I do not seem to be able to define a new column with RDataFrame:

In [1]: import ROOT

In [2]: f = ROOT.TFile.Open('root://path/to/file.root')

In [3]: t = f.Get('tree name')

In [4]: df = ROOT.RDataFrame(t)

In [5]: df.Define('pt_test', 'sqrt(X_PX*X_PX + X_PY*X_PY)')
Out[5]: <ROOT.ROOT::RDF::RInterface<ROOT::Detail::RDF::RLoopManager,void> object at 0x7fb4004ab840>

In [6]: 'pt_test' in df.GetColumnNames()
Out[6]: False

In [7]: h1 = df.Histo1D('X_PX')

In [8]: h2 = df.Histo1D('pt_test')
TypeError                                 Traceback (most recent call last)
<ipython-input-8-0985558c03c3> in <module>()
----> 1 h2 = df.Histo1D('pt_test')

TypeError: can not resolve method template call for 'Histo1D'

What am I doing wrong?

ROOT Version: 6.15/01
Platform: MacOS
Defined columns are only visible from the point of definition onwards:

df_with_define = df.Define(...)

will show the Defined column.

This way RDF lets you define a computation graph with complex dependencies, and you have fine-grained control on the visibility of columns.
If needed you could even define the same column for different branches of the computation graph.

See the user guide for a more detailed explanation, or ask here if I was not clear enough!

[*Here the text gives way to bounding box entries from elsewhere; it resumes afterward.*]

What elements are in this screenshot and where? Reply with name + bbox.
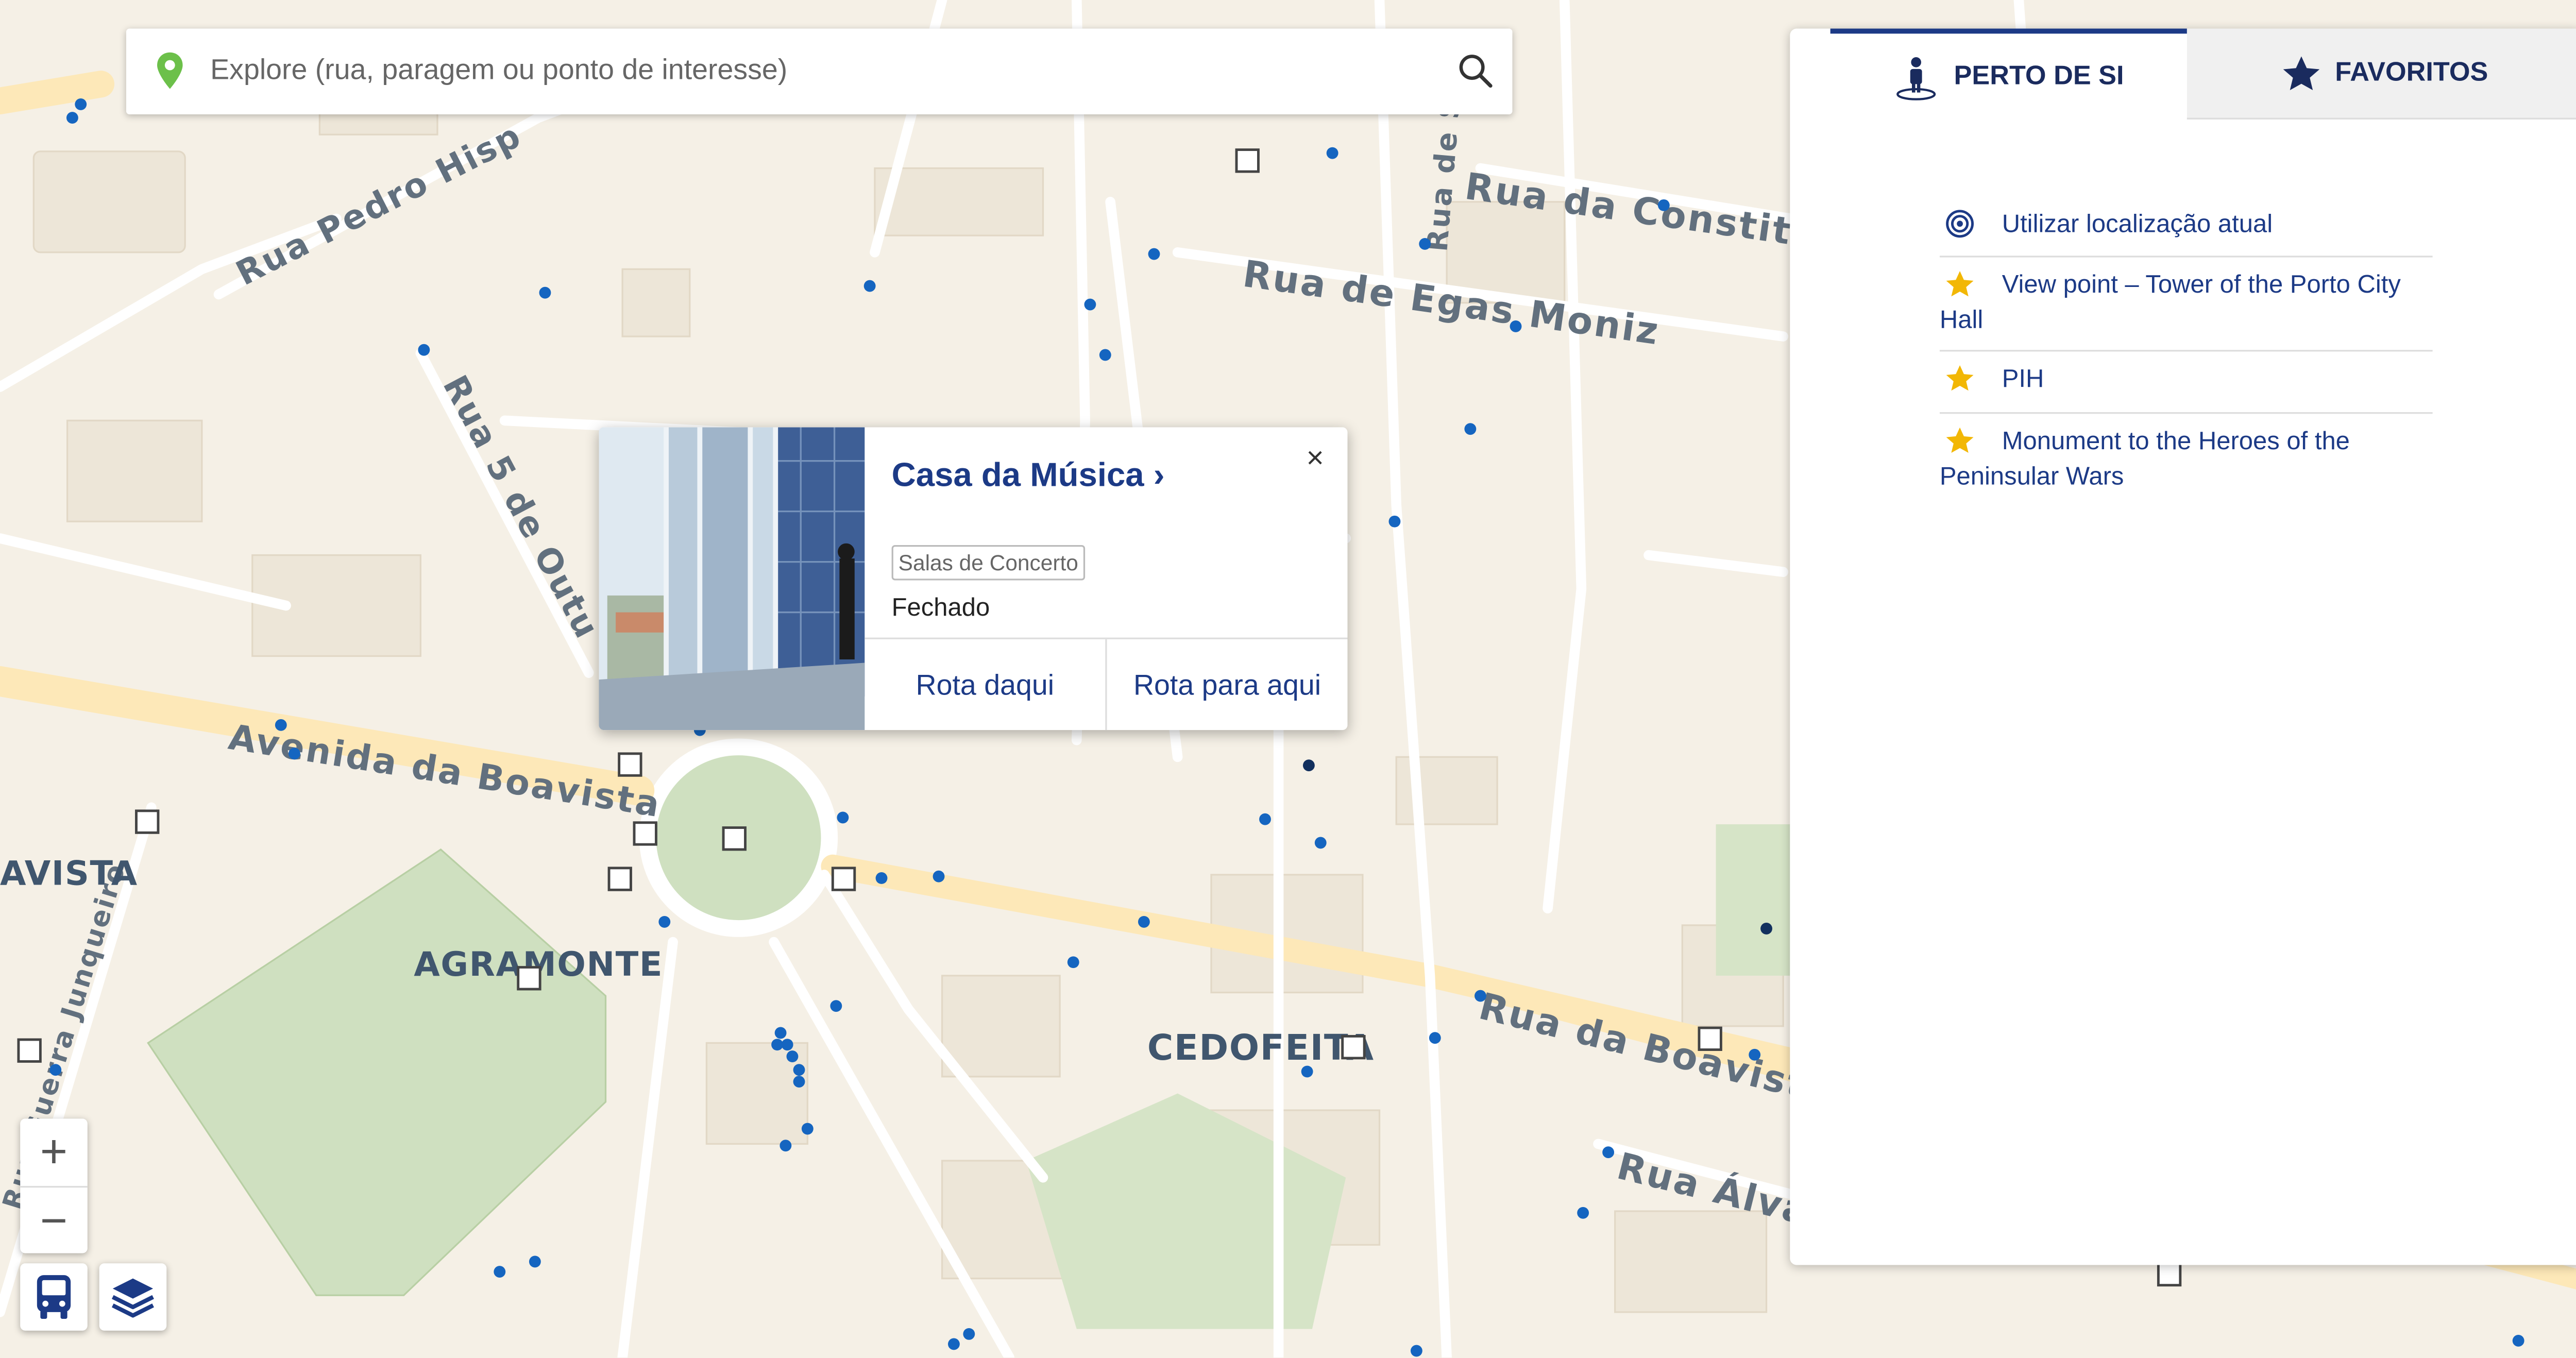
metro-stop-icon [618, 752, 642, 777]
area-label-cedofeita: CEDOFEITA [1147, 1027, 1375, 1068]
metro-stop-icon [607, 867, 632, 891]
nearby-list: Utilizar localização atual View point – … [1939, 197, 2433, 506]
star-icon [2283, 55, 2320, 90]
route-to-button[interactable]: Rota para aqui [1105, 639, 1347, 731]
metro-stop-icon [2157, 1262, 2182, 1287]
person-pin-icon [1897, 56, 1937, 100]
poi-title-link[interactable]: Casa da Música › [892, 457, 1165, 496]
list-item-label: Utilizar localização atual [2002, 210, 2273, 239]
route-from-button[interactable]: Rota daqui [865, 639, 1105, 730]
metro-stop-icon [1698, 1026, 1722, 1051]
zoom-control: + − [20, 1118, 88, 1253]
transit-toggle-button[interactable] [20, 1263, 88, 1331]
metro-stop-icon [17, 1038, 42, 1063]
search-input[interactable] [210, 42, 1422, 99]
side-panel: PERTO DE SI FAVORITOS Utilizar localizaç… [1790, 28, 2576, 1265]
layers-icon [111, 1278, 154, 1318]
metro-stop-icon [517, 966, 541, 991]
poi-status: Fechado [891, 593, 990, 623]
star-icon [1940, 426, 1980, 461]
star-icon [1940, 269, 1980, 304]
area-label-avista: AVISTA [0, 854, 138, 893]
list-item-favorite[interactable]: View point – Tower of the Porto City Hal… [1939, 258, 2433, 352]
metro-stop-icon [831, 867, 856, 891]
tab-favorites-label: FAVORITOS [2335, 58, 2488, 87]
tab-nearby-label: PERTO DE SI [1954, 61, 2124, 90]
list-item-label: PIH [2002, 365, 2044, 394]
list-item-label: Monument to the Heroes of the Peninsular… [1939, 427, 2350, 491]
poi-popup: Casa da Música › × Salas de Concerto Fec… [599, 427, 1348, 731]
list-item-favorite[interactable]: Monument to the Heroes of the Peninsular… [1940, 414, 2433, 506]
star-icon [1940, 363, 1980, 399]
location-pin-icon [157, 52, 183, 89]
poi-category-badge: Salas de Concerto [891, 545, 1085, 581]
layers-button[interactable] [99, 1263, 167, 1331]
poi-photo [599, 427, 865, 731]
search-icon[interactable] [1455, 50, 1495, 91]
metro-stop-icon [722, 826, 747, 851]
metro-stop-icon [135, 809, 160, 834]
zoom-out-button[interactable]: − [20, 1186, 88, 1255]
poi-actions: Rota daqui Rota para aqui [865, 637, 1348, 731]
list-item-label: View point – Tower of the Porto City Hal… [1939, 270, 2401, 335]
list-item-current-location[interactable]: Utilizar localização atual [1939, 197, 2433, 258]
panel-tabs: PERTO DE SI FAVORITOS [1790, 28, 2576, 120]
target-icon [1940, 209, 1980, 242]
metro-stop-icon [1235, 148, 1260, 173]
list-item-favorite[interactable]: PIH [1939, 351, 2433, 414]
bus-icon [37, 1275, 71, 1319]
metro-stop-icon [633, 821, 657, 846]
tab-nearby[interactable]: PERTO DE SI [1830, 28, 2187, 120]
zoom-in-button[interactable]: + [20, 1118, 88, 1186]
search-bar [126, 28, 1513, 115]
close-icon[interactable]: × [1306, 441, 1324, 477]
tab-favorites[interactable]: FAVORITOS [2187, 28, 2576, 120]
metro-stop-icon [1341, 1034, 1366, 1060]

Oh I see. Thank you. This usage is clear from the Define documentation, but it is sort of buried in the Crash Course, where the custom columns explanation includes a code snippet that led me to believe I was using Define correctly. Your reply makes clear what is intended by “from the point of definition onwards”.

Thanks again for the illuminating answer.